The California Energy Commission and California Air Resources Board (ARB) have released a joint report on the planning, design, development, and deployment of hydrogen refueling stations critical to supporting the adoption of fuel cell electric vehicles (FCEVs).
This joint report satisfies an Assembly Bill 8 (AB 8) requirement for the two agencies to report on the remaining cost and time needed to establish the hydrogen refueling station network. The focus of the agencies’ efforts continues to be the development of a hydrogen refueling network that meets varied drivers’ needs and enables Californians to adopt FCEV technology seamlessly into their daily lives.
Among the key takeaways of the 2018 report:
This year, CARB approved a package of updates to the Low Carbon Fuel Standard (LCFS) regulation and included a new provision for Hydrogen Refueling Infrastructure (HRI) credit generation. HRI credits offer incentives for accelerated station deployment by providing a relatively assured revenue stream to offset part of the cost of station ownership during the early low- utilization period of the life of a new station. Combined with purchasing station equipment in larger quantities, the LCFS update may help achieve economies of scale.
Hydrogen stakeholders are focused on scaling up infrastructure to meet the longer-term vision of “a network of 1,000 hydrogen stations and a fuel cell vehicle population of up to 1,000,000 vehicles by 2030.”
California has 38 ARFVTP-funded open retail stations.
The total daily hydrogen refueling station network capacity increased from 15,000 to 17,000 kilograms in one year. This increase in capacity is due to an increase in the nameplate capacity design, from 310 kilograms per day to 500 kilograms per day, for a dozen funded stations.

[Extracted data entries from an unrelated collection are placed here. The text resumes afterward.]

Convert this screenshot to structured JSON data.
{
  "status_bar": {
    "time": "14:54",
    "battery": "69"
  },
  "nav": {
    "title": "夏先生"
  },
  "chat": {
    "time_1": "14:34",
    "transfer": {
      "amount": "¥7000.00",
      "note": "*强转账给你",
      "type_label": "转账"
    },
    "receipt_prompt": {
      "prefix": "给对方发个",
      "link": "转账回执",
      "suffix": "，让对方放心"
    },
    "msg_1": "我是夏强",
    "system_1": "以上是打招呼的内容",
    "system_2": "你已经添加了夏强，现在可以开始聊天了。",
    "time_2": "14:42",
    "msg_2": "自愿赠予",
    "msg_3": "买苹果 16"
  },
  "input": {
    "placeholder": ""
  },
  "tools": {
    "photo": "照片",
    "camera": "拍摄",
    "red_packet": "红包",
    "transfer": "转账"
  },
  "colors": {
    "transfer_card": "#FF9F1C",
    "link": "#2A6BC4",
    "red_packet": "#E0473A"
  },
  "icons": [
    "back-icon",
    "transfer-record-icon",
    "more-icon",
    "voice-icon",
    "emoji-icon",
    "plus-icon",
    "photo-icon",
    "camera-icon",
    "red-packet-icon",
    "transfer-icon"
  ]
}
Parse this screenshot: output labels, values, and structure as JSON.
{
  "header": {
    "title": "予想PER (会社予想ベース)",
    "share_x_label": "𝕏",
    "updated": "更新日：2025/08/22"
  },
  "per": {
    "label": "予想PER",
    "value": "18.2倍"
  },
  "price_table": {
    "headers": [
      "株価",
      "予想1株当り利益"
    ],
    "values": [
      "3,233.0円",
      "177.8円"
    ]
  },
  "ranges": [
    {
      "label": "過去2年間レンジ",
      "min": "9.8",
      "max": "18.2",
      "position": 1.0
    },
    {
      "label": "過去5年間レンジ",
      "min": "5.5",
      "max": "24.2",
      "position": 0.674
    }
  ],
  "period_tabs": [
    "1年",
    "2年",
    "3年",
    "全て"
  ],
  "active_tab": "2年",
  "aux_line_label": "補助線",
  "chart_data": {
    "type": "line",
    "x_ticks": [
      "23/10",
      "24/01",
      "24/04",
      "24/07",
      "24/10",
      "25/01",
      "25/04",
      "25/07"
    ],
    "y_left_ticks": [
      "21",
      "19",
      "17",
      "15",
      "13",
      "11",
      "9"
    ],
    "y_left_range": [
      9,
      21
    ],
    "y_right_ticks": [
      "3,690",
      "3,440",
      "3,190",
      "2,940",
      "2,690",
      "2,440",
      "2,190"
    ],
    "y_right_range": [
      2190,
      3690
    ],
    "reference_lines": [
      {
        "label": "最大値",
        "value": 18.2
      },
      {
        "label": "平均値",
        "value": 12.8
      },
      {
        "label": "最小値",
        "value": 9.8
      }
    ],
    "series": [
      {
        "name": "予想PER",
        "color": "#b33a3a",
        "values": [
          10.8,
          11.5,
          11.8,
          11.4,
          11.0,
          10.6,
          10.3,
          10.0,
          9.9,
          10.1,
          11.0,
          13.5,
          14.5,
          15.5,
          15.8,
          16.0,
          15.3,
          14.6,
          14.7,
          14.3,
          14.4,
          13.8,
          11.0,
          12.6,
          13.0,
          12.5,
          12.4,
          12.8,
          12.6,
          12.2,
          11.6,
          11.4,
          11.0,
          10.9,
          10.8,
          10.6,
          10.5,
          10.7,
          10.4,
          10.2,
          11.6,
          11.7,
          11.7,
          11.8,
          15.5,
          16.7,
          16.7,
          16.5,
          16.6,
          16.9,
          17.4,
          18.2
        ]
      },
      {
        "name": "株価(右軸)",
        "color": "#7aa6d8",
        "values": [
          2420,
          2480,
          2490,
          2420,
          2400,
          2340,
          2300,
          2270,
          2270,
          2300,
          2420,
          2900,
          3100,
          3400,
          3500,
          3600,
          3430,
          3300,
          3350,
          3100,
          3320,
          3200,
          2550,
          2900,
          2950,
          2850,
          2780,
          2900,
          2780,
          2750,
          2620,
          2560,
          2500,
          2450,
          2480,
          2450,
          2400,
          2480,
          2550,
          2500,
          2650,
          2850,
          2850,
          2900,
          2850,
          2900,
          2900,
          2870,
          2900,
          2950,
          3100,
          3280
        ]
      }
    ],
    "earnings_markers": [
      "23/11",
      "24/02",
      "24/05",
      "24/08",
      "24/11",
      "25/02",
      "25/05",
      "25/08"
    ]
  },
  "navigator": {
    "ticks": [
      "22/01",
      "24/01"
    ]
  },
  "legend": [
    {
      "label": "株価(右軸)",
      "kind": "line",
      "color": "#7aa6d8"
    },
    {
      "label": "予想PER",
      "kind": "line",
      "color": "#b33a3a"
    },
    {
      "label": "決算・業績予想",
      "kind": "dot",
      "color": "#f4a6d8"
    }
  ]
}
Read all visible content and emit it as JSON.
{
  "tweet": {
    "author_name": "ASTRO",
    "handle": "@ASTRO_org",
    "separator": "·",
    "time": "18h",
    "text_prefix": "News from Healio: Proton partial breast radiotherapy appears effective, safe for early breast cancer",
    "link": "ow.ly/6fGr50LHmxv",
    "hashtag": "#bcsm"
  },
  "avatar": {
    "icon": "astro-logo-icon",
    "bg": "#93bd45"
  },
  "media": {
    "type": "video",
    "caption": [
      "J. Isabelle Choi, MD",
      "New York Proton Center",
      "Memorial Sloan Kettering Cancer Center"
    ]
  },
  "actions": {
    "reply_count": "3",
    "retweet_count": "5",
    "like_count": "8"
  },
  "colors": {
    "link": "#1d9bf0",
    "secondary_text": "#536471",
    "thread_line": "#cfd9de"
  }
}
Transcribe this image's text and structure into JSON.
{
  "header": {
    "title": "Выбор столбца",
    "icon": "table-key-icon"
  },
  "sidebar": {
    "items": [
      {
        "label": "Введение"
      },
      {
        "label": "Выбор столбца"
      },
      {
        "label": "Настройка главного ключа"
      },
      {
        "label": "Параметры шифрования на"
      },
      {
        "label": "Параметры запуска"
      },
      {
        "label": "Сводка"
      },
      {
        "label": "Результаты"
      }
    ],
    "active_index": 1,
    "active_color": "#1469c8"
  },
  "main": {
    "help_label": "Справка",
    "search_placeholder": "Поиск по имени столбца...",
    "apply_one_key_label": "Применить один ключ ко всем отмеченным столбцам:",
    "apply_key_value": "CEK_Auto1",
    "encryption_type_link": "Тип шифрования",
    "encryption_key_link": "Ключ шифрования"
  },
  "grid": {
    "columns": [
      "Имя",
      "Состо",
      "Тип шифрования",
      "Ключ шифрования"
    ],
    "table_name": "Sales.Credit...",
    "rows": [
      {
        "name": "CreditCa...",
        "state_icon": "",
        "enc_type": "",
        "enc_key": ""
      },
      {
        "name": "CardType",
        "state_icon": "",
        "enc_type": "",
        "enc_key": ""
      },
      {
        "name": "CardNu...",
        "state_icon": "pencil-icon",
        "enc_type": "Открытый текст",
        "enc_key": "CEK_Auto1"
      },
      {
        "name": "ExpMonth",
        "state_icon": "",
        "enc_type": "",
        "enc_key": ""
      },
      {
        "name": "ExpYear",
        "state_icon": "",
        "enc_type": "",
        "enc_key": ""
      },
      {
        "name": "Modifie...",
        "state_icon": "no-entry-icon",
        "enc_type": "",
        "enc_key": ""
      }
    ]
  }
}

There are 5,658 FCEVs sold or leased in California as of 1 December 2018. Based on auto manufacturer surveys, CARB projects 23,600 FCEVs in California by 2021 and 47,200 by 2024. A pathway to 1 million FCEVs by 2030 is not yet defined.
The time spent before station developers filed an initial permit application decreased substantially due to critical milestone requirements.
By 2024, the station network will need to provide nearly double today’s funded fueling capacity.
The full remaining ARFVTP funding allocations will be needed to meet and exceed the 100-station goal by 2024.
Public support and public funding remain necessary to achieve the 100-station goal, and more funding will be needed to support the 200-station goal.
Assembly Bill 8 (Perea, Chapter 401, Statutes of 2013) directs the California Energy Commission to allocate $20 million annually, not to exceed 20% of the funds appropriated by the Legislature, from the Alternative and Renewable Fuel and Vehicle Technology Fund for planning, developing, and deploying hydrogen refueling stations until there are at least 100 publicly available stations in California. The Alternative and Renewable Fuel and Vehicle Technology Program (ARFVTP) funds the development of hydrogen refueling stations to support the early FCEV market and the increasing population of on-road FCEVs.
Baronas, Jean, Gerhard Achtelik, et al. (2018) “Joint Agency Staff Report on Assembly Bill 8: 2018 Annual Assessment of Time and Cost Needed to Attain 100 Hydrogen Refueling Stations in California.” California Energy Commission and California Air Resources Board. Publication Number: CEC-600-2018-008.